Track Seeding and Labelling with Embedded-space Graph Neural Networks
Choma, Nicholas, Murnane, Daniel, Ju, Xiangyang, Calafiura, Paolo, Conlon, Sean, Farrell, Steven, Prabhat, null, Cerati, Giuseppe, Gray, Lindsey, Klijnsma, Thomas, Kowalkowski, Jim, Spentzouris, Panagiotis, Vlimant, Jean-Roch, Spiropulu, Maria, Aurisano, Adam, Hewes, V, Tsaris, Aristeidis, Terao, Kazuhiro, Usher, Tracy
To address the unprecedented scale of HL-LHC data, the Exa.TrkX project is investigating a variety of machine learning approaches to particle track reconstruction. The most promising of these solutions, graph neural networks (GNN), process the event as a graph that connects track measurements (detector hits corresponding to nodes) with candidate line segments between the hits (corresponding to edges). Detector information can be associated with nodes and edges, enabling a GNN to propagate the embedded parameters around the graph and predict node-, edge- and graph-level observables. Previously, message-passing GNNs have shown success in predicting doublet likelihood, and we here report updates on the state-of-the-art architectures for this task. In addition, the Exa.TrkX project has investigated innovations in both graph construction, and embedded representations, in an effort to achieve fully learned end-to-end track finding. Hence, we present a suite of extensions to the original model, with encouraging results for hitgraph classification. In addition, we explore increased performance by constructing graphs from learned representations which contain non-linear metric structure, allowing for efficient clustering and neighborhood queries of data points.
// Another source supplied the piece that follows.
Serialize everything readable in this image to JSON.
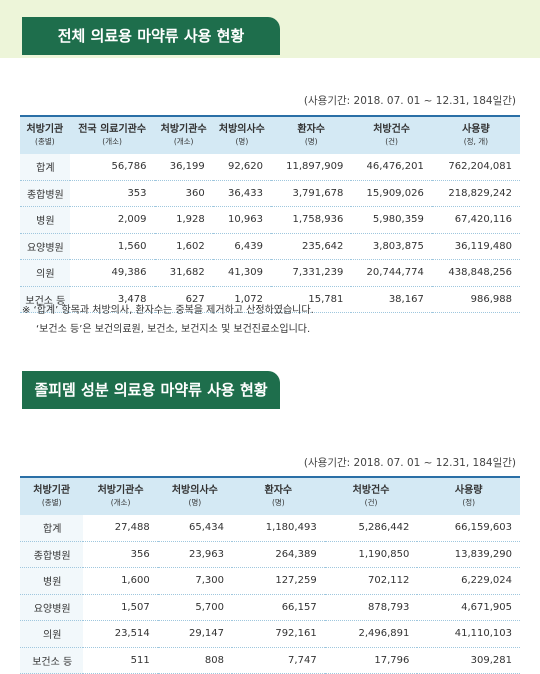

We demonstrate how this framework fits in with both traditional clustering pipelines, and GNN approaches. The embedded graphs feed into high-accuracy doublet and triplet classifiers, or can be used as an end-to-end track classifier by clustering in an embedded space. A set of post-processing methods improve performance with knowledge of the detector physics. Finally, we present numerical results on the TrackML particle tracking challenge dataset, where our framework shows favorable results in both seeding and track finding.